Que me servirait de te faire une description exacte de leur habillement et de leurs parures ? Une mode nouvelle viendrait détruire tout mon ouvrage, comme celui de leurs ouvriers, et, avant que tu n’eusses reçu ma lettre, tout serait changé.
Une femme qui quitte Paris pour aller passer six mois à la campagne en revient aussi antique que si elle s’y était oubliée trente ans. Le fils méconnaît le portrait de sa mère, tant l’habit avec lequel elle est peinte lui paraît étranger; il s’imagine que c’est quelque Américaine qui y est représentée, ou que le peintre a voulu exprimer quelqu’une de ses fantaisies.
Quelquefois, les coiffures montent insensiblement, et une révolution les fait descendre tout à coup. Il a été un temps que leur hauteur immense mettait le visage d’une femme au milieu d’elle-même. Dans un autre, c’étaient les pieds qui occupaient cette place : les talons faisaient un piédestal, qui les tenait en l’air. Qui pourrait le croire ? Les architectes ont été souvent obligés de hausser, de baisser et d’élargir les portes, selon que les parures des femmes exigeaient d’eux ce changement, et les règles de leur art ont été asservies à ces caprices. On voit quelquefois sur le visage une quantité prodigieuse de mouches, et elles disparaissent toutes le lendemain. Autrefois, les femmes avaient de la taille et des dents ; aujourd’hui, il n’en est pas question. Dans cette changeante nation, quoi qu’en disent les mauvais plaisants, les filles se trouvent autrement faites que leurs mères. (...)

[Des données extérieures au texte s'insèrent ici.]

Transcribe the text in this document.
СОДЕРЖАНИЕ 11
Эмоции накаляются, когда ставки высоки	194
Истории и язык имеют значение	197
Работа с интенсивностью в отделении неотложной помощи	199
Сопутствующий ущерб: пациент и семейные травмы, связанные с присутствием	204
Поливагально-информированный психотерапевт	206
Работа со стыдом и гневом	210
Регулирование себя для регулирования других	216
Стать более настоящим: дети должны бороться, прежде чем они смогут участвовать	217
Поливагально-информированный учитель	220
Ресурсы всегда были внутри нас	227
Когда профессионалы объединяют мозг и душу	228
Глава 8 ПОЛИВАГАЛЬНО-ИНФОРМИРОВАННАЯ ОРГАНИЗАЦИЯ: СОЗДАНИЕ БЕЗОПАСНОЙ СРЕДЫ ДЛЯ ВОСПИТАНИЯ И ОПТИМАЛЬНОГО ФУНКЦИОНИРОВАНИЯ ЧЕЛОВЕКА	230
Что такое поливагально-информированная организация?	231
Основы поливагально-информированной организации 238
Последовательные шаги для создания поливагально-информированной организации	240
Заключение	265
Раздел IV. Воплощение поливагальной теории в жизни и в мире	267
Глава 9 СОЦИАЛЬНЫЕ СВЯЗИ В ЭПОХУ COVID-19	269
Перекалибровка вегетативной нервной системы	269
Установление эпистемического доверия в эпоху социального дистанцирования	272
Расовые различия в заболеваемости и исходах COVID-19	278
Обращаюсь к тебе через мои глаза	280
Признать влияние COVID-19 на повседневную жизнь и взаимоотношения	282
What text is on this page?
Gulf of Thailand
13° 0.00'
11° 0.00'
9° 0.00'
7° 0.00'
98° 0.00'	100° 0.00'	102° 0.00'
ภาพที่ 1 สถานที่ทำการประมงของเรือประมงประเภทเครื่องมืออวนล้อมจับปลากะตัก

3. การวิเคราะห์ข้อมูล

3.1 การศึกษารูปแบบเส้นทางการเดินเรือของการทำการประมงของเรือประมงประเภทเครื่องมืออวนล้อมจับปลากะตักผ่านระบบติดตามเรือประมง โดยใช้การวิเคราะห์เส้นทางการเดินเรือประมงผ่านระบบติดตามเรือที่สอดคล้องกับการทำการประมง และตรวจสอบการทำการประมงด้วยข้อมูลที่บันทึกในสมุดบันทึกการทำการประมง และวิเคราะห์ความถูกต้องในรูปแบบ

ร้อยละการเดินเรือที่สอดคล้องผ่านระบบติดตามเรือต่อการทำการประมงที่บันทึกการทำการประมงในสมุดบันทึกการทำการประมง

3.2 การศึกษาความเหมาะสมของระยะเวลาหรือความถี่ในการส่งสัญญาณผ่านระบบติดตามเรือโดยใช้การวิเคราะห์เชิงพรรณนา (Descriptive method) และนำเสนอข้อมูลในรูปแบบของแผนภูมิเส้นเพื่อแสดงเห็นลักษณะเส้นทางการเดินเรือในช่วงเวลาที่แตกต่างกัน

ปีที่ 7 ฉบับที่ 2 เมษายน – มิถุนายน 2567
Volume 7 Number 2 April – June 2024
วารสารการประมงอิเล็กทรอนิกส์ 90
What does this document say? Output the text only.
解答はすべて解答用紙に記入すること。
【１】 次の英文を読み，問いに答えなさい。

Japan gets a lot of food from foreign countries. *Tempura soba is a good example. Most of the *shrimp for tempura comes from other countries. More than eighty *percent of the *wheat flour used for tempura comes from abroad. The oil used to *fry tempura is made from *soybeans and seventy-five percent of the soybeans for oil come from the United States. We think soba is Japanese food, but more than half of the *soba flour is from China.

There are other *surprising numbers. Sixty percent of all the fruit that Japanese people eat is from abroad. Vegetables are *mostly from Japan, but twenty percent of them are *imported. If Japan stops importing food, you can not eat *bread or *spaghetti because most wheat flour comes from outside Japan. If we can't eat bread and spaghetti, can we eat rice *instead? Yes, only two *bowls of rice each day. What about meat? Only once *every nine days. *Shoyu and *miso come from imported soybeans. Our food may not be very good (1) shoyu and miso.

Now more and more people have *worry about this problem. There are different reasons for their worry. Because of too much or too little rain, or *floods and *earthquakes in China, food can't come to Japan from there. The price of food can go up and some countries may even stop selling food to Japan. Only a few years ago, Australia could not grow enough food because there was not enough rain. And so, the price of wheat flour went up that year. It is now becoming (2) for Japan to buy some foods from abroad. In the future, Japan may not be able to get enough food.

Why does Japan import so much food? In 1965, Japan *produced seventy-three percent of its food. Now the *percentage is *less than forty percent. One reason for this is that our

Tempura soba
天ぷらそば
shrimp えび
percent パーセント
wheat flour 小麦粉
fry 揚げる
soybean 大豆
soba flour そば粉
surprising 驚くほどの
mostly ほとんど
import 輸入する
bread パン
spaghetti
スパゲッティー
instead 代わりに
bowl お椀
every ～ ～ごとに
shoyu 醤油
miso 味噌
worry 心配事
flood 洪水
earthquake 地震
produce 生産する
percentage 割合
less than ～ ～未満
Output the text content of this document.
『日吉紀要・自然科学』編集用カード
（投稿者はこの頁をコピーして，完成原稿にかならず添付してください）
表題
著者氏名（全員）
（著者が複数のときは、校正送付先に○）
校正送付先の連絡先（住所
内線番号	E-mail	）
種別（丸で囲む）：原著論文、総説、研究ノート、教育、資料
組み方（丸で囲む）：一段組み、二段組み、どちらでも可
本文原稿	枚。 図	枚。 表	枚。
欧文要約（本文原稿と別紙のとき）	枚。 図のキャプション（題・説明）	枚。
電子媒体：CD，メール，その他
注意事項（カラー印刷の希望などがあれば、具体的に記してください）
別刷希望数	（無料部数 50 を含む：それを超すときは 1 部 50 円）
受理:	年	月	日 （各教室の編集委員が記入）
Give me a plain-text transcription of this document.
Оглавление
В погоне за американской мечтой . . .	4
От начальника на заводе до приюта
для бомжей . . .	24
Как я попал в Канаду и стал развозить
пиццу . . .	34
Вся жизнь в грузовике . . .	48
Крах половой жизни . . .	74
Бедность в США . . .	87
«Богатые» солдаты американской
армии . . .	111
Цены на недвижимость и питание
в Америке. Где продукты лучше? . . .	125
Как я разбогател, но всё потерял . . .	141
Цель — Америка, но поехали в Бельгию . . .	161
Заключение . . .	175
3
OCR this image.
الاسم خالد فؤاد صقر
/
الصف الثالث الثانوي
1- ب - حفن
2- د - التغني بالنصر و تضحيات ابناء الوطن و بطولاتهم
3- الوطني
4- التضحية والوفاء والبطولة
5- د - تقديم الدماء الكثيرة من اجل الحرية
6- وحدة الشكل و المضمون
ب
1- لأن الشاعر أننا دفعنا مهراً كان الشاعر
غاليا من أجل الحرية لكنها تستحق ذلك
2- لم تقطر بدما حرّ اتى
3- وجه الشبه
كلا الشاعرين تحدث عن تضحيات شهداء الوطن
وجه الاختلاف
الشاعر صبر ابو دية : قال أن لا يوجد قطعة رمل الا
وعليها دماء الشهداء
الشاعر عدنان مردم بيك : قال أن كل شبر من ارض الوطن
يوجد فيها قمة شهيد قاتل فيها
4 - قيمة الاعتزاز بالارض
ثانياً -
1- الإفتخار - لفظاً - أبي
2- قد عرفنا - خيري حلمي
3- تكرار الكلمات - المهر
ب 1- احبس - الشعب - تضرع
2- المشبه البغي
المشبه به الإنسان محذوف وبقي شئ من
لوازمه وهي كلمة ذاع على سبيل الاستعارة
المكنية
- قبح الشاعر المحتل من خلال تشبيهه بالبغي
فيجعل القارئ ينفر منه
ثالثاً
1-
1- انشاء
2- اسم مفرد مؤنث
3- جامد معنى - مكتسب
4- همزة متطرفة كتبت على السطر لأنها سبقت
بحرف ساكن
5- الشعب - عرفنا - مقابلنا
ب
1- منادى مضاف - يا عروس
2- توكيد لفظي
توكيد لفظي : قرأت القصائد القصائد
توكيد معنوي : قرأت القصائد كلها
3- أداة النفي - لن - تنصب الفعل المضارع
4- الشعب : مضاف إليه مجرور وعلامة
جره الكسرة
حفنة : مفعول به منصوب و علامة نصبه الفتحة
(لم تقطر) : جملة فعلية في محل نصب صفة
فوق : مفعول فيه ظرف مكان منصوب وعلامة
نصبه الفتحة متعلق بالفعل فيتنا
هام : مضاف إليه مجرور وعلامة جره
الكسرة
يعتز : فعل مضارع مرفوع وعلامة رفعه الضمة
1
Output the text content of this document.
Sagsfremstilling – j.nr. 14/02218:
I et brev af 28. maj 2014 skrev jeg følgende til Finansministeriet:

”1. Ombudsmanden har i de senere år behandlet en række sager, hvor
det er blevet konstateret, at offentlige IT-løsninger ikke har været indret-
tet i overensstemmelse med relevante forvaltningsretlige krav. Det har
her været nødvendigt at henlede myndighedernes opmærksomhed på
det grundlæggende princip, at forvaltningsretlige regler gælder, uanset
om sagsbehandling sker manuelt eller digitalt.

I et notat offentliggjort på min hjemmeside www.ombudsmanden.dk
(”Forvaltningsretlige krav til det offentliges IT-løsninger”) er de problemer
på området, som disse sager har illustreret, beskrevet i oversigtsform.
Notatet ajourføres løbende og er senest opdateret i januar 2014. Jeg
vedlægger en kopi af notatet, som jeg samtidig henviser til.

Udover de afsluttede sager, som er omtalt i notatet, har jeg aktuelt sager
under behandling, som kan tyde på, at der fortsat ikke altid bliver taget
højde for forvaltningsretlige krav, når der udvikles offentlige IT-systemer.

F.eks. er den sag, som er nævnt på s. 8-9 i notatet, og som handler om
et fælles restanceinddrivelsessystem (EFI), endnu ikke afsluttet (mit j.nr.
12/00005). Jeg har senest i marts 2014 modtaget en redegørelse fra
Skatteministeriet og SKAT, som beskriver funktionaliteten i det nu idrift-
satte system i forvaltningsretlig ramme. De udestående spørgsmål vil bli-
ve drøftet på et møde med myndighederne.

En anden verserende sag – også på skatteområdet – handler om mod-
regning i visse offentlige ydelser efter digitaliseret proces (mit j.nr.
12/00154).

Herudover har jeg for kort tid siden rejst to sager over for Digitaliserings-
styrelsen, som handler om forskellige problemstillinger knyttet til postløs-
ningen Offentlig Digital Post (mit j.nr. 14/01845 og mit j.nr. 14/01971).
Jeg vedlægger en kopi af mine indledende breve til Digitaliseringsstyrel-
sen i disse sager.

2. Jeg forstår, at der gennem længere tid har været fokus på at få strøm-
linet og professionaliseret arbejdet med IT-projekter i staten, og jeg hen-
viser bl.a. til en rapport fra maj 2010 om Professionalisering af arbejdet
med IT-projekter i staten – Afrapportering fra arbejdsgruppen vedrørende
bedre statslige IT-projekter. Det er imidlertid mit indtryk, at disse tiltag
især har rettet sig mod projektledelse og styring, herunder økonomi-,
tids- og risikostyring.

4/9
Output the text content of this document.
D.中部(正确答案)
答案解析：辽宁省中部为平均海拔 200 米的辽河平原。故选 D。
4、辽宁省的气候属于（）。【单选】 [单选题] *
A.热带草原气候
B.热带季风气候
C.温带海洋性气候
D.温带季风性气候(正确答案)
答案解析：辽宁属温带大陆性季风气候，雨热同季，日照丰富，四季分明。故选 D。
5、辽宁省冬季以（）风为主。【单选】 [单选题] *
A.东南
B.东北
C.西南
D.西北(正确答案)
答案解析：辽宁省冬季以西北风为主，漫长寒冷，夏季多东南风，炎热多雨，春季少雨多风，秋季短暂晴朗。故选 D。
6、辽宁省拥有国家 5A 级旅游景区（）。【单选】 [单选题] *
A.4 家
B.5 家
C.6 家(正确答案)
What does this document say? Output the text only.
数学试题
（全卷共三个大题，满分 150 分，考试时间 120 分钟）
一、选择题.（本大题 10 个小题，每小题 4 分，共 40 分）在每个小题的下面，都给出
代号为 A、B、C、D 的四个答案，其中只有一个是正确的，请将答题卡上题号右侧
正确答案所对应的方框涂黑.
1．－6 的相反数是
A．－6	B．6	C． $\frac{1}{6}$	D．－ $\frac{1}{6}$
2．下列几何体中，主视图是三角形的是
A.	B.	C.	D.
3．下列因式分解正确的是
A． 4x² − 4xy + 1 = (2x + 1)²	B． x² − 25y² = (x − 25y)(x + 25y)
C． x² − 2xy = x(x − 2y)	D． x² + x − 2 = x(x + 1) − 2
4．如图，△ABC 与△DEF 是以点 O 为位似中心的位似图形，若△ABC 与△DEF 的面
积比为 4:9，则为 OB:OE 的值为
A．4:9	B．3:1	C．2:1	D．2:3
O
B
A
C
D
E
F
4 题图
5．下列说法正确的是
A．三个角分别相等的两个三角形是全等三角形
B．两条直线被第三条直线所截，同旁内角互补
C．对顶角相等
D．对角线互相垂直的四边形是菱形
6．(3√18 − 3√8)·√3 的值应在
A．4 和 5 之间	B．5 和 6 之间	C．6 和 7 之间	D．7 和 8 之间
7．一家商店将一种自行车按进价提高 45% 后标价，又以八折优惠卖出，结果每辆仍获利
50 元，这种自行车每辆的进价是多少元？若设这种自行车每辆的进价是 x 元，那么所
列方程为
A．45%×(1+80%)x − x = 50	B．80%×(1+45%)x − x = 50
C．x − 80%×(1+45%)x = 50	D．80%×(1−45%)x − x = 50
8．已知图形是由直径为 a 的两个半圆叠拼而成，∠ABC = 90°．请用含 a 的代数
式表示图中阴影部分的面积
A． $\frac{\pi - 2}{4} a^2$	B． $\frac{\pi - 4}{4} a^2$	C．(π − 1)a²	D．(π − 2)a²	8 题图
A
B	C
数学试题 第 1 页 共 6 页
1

De Paris, le 8 de la lune de Saphar, 1717.
"Lettre 99", Lettres Persanes, Montesquieu, 1721.
Document 2 : "De la superstition" dans Les Caractères de La Bruyère (1688)
De la superstition
La superstition semble n’être autre chose qu’une crainte mal réglée de la Divinité. Un homme superstitieux, après avoir lavé ses mains et s’être purifié avec de l’eau lustrale, sort du temple, et se promène une grande partie du jour avec une feuille de laurier dans sa bouche. S’il voit une belette, il s’arrête tout court, et il ne continue pas de marcher que quelqu’un n’ait passé avant lui par le même endroit que cet animal a traversé, ou qu’il n’ait jeté lui-même trois petites pierres dans le chemin, comme pour éloigner de lui ce mauvais présage. En quelque endroit de sa maison qu’il ait aperçu un serpent, il ne diffère pas d’y élever un autel ; et dès qu’il remarque dans les carrefours de ces pierres que la dévotion du peuple y a consacrées, il s’en approche, verse dessus toute l’huile de sa fiole, plie les genoux devant elles, et les adore. Si un rat lui a rongé un sac de farine, il court au devin, qui ne manque pas de lui enjoindre d’y faire mettre une pièce ; mais bien loin d’être satisfait de sa réponse, effrayé d’une aventure si extraordinaire, il n’ose plus se servir de son sac et s’en défait. Son faible encore est de purifier sans fin la maison qu’il habite, d’éviter de s’asseoir sur un tombeau, comme d’assister à des funérailles, ou d’entrer dans la chambre d’une femme qui est en couche ; et lorsqu’il lui arrive d’avoir pendant son sommeil quelque vision, il va trouver les interprètes des songes, les devins et les augures, pour savoir d’eux à quel dieu ou à quelle déesse il doit sacrifier. Il est fort exact à visiter, sur la fin de chaque mois, les prêtres d’Orphée, pour se faire initier dans ses mystères ; il y mène sa femme ; ou si elle s’en excuse par d’autres soins, il y fait conduire ses enfants par une nourrice.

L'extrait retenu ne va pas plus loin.